Medusa. Multiple prediction heads attached to target, each predicting K positions ahead. Cheaper than separate draft, slightly worse acceptance.
Lookahead decoding. Self-speculation: the model proposes its own continuations using its own past activations. No draft model needed.
Tree attention / multi-draft. Generate multiple draft sequences in a tree, accept the best path. More complex; ~10-20% additional speedup.

For most teams in 2026, EAGLE-2 is the practical sweet spot: best speedup, well-supported in vLLM and SGLang, easy to configure.

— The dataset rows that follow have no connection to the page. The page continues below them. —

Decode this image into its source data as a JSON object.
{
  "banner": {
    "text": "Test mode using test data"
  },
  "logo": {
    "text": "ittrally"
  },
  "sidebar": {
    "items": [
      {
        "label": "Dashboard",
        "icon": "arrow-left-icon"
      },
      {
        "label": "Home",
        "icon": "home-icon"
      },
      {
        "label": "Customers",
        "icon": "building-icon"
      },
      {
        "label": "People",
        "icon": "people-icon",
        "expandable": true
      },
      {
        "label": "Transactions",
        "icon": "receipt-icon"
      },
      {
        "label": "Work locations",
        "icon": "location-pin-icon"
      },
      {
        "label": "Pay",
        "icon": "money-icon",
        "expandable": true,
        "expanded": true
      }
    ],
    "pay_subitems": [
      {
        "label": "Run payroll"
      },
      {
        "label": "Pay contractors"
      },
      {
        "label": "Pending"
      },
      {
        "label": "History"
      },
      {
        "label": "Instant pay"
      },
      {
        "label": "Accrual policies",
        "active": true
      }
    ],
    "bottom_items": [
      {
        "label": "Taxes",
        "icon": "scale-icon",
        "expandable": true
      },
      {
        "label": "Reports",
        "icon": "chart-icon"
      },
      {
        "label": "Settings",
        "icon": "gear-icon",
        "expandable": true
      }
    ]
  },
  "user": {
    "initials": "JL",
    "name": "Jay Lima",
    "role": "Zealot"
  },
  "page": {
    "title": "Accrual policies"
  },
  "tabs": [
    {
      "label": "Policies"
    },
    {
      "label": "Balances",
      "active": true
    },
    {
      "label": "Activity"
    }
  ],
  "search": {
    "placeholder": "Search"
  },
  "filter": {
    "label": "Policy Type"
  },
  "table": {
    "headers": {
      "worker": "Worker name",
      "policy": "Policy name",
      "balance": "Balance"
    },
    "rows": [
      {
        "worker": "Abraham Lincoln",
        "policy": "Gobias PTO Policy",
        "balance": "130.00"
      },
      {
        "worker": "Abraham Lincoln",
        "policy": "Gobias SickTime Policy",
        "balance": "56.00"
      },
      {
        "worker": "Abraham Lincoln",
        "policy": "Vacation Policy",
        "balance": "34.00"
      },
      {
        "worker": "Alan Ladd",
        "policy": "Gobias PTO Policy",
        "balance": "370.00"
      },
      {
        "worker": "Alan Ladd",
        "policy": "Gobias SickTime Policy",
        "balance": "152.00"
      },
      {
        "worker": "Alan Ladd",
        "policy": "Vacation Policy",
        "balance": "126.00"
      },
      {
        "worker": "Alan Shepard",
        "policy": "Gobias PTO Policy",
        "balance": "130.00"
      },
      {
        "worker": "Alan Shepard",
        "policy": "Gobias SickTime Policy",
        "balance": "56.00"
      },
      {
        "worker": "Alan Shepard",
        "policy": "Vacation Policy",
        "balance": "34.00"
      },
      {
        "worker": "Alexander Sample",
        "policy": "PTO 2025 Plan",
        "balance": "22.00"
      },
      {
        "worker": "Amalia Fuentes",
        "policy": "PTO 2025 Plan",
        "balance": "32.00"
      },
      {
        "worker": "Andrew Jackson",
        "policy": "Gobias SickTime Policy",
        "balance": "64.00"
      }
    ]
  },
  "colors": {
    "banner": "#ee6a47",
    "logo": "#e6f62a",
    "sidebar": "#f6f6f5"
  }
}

Setup in vLLM (real example)

python -m vllm.entrypoints.openai.api_server \
  --model meta-llama/Llama-3.3-70B-Instruct \
  --speculative-model meta-llama/Llama-3.2-1B-Instruct \
  --num-speculative-tokens 5 \
  --use-v2-block-manager

That's it. Single flag pair turns it on. vLLM 2026 has EAGLE support too:

  --speculative-model yuhuili/EAGLE-Llama-3-70B \
  --num-speculative-tokens 5

Monitor the acceptance rate in the logs. If it's < 50%, the draft is mismatched — try a different draft model.

Tradeoffs

Speculative decoding isn't free. Three real costs:

Memory. You're now hosting two models on the same GPU(s). A 70B + 1B drafter takes 5-10% extra VRAM. EAGLE adds less (just an extra head).
Throughput vs latency. Speculative decoding optimizes single-stream latency. For high-batch throughput serving, it can hurt — the GPU was already saturated with parallel work, and adding draft computation steals capacity. vLLM auto-disables it under high load in some configurations.
Setup complexity. Picking the right draft, getting the tokenizer to match, configuring acceptance rates. Add 1-2 days the first time.

When NOT to use speculative decoding

High concurrent traffic, throughput is the goal. Pure batching is more efficient.
Very low-latency requirement and you don't need 70B. Just use a smaller model end-to-end.
Tiny models (7B and below). The draft model overhead eats the gains.
You're using a hosted API. Providers manage this internally. You can't enable it on the OpenAI/Anthropic/Gemini API explicitly; they decide based on traffic patterns.

Real numbers

My measured speedups on Llama 3.3 70B with various drafts on a single H100:

No speculative: 85 tok/sec single stream.
- Llama 3.2 1B drafter, 5 tokens: 220 tok/sec. ~2.6× speedup. 65% accept rate.
- EAGLE-Llama-3 head, 5 tokens: 280 tok/sec. ~3.3× speedup. 73% accept rate.
High concurrency (16 streams) with EAGLE: aggregate throughput drops 5% vs no spec. (Don't use it for batched serving.)

For user-facing chat where latency matters, this is the difference between feeling fast and feeling slow. With speculative, a 70B feels like a 30B. Without it, the latency floor is what it is.

What's coming

The 2026 frontier of inference optimization includes:

Prompt-level speculation. The user's previous turn becomes a partial draft for tool use scenarios.
Multi-token prediction (MTP) at training time. Models like DeepSeek V3 are trained to predict multiple tokens at each position natively, making speculative decoding even more effective.
Parallel sampling with verification. Generate K full candidate responses in parallel, pick the best — a different speedup axis.

Speculative decoding has become table stakes. If you're self-hosting and your latency matters, you should be using it.